As It Happened One Night is the defining film of its era, 1932’s No Man of Her Own has been mostly forgotten. It certainly doesn’t have the same profile or fanfare today, despite a very noteworthy pairing of stars Clark Gable and Carole Lombard. I had honestly not heard of the film before Felicia recommended I watch it to cover this week. Directed by Wesley Ruggles, whose most popular work is the Mae West star vehicle I’m No Angel, No Man of Her Own is a small, character-based drama, with a similar character dynamic as our highlighted film this week. Pairing it with It Happened One Night probably isn’t fair, though it does have some important similarities that I’ll get to.
Gable stars as “Babe” Stewart, a charismatic card cheat who falls hard for librarian Connie while on the lam. They meet cute, are immediately attracted, and quickly end up married. In order to preserve their new marriage, Babe lies about what he does for a living, which [as you can imagine] isn’t a successful plan for very long. Once he’s found out, their relationship is tested and Babe has to make a decision whether to choose love or his exciting criminal life.
Like It Happened One Night, No Man of Her Own was released in the time between the installation of the Hays Production Code and its amendment requiring close inspection and approval. Because of this, the film definitely has that classic “pre-code” feel with racier than expected moments and sexual tensions. Gable and Lombard, who married six years after their only co-starring effort together, absolutely simmer together—their chemistry is so strong there isn’t much a review board could do about it. The “lounging pajamas” and shower sequences, however, may not have made the final cut a few years later. Funny enough, the backstage history notes that Gable and Lombard had a hard time getting along on set. They apparently found each other to be conceited and pompous, though that may have contributed to their tension on camera.

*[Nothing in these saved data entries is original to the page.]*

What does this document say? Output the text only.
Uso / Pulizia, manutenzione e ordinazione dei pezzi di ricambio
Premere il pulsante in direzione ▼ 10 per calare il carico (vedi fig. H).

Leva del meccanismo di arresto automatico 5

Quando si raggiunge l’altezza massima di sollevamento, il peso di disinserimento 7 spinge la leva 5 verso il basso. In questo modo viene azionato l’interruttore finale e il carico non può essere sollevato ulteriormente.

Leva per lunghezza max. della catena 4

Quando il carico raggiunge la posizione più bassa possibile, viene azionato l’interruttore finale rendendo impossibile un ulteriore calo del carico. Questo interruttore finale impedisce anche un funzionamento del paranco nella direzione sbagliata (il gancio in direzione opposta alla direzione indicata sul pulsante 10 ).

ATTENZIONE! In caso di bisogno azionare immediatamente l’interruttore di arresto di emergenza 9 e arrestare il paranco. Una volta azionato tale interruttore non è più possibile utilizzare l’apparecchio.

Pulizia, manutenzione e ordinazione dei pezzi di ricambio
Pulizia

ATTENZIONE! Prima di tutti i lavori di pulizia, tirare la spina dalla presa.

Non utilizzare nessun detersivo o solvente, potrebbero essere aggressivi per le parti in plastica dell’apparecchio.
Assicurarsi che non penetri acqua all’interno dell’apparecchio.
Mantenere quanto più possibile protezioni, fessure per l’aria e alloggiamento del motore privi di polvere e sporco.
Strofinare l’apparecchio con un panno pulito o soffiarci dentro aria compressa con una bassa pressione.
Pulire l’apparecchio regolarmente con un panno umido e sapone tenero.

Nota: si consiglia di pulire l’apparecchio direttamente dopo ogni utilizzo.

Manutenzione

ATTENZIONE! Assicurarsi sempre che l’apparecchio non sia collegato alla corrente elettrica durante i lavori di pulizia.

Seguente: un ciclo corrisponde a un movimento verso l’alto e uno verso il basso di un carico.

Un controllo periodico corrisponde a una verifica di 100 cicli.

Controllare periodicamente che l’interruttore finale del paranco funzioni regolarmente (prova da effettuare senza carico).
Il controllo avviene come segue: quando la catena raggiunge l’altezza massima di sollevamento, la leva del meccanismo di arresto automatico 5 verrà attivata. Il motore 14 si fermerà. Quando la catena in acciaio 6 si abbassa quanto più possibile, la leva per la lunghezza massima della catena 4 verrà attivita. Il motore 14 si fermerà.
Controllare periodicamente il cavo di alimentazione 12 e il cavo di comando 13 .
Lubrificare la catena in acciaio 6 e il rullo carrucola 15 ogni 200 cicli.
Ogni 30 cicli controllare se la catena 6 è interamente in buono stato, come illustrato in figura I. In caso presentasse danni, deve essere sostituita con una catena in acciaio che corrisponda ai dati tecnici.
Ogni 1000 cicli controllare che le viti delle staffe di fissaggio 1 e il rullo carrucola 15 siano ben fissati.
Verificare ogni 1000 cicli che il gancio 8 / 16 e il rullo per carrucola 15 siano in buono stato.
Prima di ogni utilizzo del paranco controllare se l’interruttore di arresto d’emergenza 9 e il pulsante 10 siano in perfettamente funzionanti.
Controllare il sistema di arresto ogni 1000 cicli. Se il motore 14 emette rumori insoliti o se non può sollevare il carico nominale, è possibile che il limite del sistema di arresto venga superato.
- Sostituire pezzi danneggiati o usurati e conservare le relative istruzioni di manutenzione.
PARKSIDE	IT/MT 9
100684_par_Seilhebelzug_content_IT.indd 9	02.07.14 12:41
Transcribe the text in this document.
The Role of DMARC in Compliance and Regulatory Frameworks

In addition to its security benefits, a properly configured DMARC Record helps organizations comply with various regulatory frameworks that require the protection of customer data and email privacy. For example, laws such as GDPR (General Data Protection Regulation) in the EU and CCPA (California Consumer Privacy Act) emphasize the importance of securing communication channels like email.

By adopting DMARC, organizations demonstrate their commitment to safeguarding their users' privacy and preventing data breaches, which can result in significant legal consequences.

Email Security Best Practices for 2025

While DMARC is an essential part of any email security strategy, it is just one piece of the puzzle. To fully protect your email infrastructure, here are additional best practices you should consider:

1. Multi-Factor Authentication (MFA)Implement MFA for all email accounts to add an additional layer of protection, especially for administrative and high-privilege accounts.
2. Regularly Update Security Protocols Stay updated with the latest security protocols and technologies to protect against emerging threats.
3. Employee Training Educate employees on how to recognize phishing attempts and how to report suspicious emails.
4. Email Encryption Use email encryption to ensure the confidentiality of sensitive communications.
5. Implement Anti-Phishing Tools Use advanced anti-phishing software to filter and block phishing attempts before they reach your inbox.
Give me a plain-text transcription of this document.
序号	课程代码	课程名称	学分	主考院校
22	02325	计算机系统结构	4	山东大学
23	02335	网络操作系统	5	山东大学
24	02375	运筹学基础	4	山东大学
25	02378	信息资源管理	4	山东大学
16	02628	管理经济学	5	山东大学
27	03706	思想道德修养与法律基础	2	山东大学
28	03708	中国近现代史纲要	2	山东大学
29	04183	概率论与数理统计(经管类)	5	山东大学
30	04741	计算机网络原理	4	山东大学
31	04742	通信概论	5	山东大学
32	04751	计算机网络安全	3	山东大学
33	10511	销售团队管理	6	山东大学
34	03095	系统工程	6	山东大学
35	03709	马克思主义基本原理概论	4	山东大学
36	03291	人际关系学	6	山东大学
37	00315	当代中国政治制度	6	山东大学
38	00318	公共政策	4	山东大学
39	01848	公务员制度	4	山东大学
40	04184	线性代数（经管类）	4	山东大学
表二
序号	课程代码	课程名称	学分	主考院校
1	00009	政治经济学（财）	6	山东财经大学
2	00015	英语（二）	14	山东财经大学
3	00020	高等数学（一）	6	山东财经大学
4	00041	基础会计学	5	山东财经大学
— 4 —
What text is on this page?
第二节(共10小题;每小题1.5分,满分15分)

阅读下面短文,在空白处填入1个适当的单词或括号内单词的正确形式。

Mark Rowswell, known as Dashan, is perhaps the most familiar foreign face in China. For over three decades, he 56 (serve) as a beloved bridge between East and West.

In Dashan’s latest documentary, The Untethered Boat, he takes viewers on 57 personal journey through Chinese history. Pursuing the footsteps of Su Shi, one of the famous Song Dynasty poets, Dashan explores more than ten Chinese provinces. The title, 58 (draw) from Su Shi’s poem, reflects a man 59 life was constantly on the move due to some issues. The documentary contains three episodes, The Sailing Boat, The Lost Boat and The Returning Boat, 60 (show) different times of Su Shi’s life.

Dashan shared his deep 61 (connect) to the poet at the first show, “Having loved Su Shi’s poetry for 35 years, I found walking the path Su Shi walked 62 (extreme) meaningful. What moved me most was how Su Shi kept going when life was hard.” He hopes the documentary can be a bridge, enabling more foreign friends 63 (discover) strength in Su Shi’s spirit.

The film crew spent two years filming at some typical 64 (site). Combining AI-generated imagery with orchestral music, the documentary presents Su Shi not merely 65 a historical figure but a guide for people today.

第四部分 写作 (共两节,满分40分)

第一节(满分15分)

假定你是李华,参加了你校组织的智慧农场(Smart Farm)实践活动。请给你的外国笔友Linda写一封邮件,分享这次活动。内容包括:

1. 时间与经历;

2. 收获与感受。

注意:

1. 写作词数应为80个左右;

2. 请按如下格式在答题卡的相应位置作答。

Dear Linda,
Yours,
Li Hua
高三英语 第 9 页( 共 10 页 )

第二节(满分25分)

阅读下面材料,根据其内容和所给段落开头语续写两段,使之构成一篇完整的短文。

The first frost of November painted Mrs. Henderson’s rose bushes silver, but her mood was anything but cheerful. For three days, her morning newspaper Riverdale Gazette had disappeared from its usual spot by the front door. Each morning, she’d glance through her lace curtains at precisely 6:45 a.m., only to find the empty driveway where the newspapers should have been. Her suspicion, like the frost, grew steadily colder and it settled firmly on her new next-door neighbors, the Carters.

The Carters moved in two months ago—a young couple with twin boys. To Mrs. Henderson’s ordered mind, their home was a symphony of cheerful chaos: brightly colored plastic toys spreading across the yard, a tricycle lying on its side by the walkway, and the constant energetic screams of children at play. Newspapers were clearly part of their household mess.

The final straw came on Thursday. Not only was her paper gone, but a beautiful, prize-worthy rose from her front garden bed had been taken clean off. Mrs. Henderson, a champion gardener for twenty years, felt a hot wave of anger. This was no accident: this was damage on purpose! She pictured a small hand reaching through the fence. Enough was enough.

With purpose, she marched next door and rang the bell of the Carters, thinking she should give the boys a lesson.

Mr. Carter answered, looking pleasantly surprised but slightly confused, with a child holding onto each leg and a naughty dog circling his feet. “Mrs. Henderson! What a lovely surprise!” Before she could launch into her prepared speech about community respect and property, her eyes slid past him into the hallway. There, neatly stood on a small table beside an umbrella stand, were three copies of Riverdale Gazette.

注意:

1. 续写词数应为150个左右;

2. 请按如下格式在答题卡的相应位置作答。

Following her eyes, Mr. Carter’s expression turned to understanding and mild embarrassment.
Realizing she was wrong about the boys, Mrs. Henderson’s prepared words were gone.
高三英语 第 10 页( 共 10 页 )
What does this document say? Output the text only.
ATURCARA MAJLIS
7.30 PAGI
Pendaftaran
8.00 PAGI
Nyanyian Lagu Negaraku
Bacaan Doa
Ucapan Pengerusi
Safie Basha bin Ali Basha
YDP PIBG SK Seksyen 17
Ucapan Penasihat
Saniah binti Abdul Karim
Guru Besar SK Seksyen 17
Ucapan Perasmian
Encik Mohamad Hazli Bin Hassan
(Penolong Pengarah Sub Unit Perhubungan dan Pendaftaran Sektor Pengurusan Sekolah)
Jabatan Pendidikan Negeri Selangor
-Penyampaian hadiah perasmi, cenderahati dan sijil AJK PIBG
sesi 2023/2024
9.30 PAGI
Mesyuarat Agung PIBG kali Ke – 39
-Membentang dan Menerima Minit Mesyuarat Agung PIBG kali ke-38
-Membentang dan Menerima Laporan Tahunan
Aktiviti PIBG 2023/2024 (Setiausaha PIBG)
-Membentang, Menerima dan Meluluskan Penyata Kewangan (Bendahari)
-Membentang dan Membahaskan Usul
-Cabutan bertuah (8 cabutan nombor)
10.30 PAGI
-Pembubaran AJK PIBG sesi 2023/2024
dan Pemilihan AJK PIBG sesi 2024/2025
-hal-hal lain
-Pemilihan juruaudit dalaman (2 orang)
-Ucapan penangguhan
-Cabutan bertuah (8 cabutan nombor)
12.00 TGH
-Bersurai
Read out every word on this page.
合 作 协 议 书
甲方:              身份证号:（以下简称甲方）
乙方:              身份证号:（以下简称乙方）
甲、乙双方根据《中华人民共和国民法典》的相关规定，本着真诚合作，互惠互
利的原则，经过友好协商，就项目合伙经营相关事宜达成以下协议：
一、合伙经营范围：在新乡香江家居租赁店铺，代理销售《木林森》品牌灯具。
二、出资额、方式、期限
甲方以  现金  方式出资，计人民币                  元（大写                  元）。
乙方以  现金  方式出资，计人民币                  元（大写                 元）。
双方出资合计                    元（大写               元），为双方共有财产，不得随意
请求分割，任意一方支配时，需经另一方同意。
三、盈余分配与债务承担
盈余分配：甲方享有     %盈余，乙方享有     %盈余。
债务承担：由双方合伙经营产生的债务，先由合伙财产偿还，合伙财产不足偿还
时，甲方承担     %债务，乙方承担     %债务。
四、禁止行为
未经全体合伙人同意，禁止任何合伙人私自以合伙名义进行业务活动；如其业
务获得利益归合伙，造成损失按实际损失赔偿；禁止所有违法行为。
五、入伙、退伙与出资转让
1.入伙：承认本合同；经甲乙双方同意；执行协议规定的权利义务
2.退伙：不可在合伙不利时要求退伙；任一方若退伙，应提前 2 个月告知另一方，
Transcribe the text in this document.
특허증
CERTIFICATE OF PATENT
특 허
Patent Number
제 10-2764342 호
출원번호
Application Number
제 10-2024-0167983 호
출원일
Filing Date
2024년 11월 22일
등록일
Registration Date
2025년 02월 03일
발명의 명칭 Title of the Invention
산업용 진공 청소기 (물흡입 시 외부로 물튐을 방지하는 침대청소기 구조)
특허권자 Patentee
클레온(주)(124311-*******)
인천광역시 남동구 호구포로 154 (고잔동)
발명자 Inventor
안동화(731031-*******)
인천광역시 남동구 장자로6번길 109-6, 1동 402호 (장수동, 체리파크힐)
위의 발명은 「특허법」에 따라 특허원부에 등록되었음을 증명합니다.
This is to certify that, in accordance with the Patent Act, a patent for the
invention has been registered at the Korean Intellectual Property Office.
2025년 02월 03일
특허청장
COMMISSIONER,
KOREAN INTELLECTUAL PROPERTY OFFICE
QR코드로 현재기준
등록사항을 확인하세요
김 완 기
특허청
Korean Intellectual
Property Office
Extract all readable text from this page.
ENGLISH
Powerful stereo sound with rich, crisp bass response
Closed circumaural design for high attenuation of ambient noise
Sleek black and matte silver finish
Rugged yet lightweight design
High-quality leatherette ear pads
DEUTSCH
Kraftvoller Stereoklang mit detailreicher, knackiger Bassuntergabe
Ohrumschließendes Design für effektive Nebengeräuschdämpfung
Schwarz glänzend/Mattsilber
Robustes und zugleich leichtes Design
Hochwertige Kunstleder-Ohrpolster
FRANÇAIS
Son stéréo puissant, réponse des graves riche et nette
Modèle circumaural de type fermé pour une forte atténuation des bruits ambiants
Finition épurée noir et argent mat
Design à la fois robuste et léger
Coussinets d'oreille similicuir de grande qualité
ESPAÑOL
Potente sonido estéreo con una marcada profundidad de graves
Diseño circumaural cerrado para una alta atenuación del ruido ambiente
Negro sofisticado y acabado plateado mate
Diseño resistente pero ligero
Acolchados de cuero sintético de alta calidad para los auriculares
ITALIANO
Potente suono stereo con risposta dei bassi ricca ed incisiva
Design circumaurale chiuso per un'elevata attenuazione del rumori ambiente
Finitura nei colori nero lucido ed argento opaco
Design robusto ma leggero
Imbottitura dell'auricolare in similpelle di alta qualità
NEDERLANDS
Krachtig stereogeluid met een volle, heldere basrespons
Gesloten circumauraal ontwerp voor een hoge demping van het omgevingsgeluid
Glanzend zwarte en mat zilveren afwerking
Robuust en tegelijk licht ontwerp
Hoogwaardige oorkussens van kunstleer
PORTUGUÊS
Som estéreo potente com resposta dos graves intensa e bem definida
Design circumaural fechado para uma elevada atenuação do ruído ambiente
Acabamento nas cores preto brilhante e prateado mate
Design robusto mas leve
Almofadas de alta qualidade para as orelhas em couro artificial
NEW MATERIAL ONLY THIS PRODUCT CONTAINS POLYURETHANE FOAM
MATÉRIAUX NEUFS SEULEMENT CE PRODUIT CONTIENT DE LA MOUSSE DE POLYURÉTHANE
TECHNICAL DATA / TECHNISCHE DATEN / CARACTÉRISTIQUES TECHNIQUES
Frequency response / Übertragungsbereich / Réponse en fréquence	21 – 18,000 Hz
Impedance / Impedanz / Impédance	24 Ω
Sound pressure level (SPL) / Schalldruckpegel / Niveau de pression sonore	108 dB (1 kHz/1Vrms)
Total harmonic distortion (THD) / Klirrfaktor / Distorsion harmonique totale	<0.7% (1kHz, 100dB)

Another aspect of the Hays Code era that was sharply regulated were the elements of crime in a genre that was becoming increasingly popular at the time. In order for a film to be centered around a con man or gangster an ultimate comeuppance was required, often resulting in the fatal shootouts or long prison sentences that proved crime doesn’t pay. No Man of Her Own didn’t necessarily have to work within the same standards but it does have an interesting twist to the crime code. Essentially, Connie decides that she loves Babe enough to look past his cheating and Babe loves Connie enough to truly want to change. On the page this seems incredibly sappy but the film is sensitive enough to pull it off. The interesting twist is that Babe actually turns himself over to the police on a minor charge to be sent away to jail, as a character puts it, to “get the mud off his shoes.” It is a touching act that pays off better than it should.
Ultimately, No Man of Her Own is a modest drama that deserves a modest recommendation. While I wouldn’t call it a “must see” for anyone, it certainly has appeal for anyone interested in pre-code cinema or the history of its stars.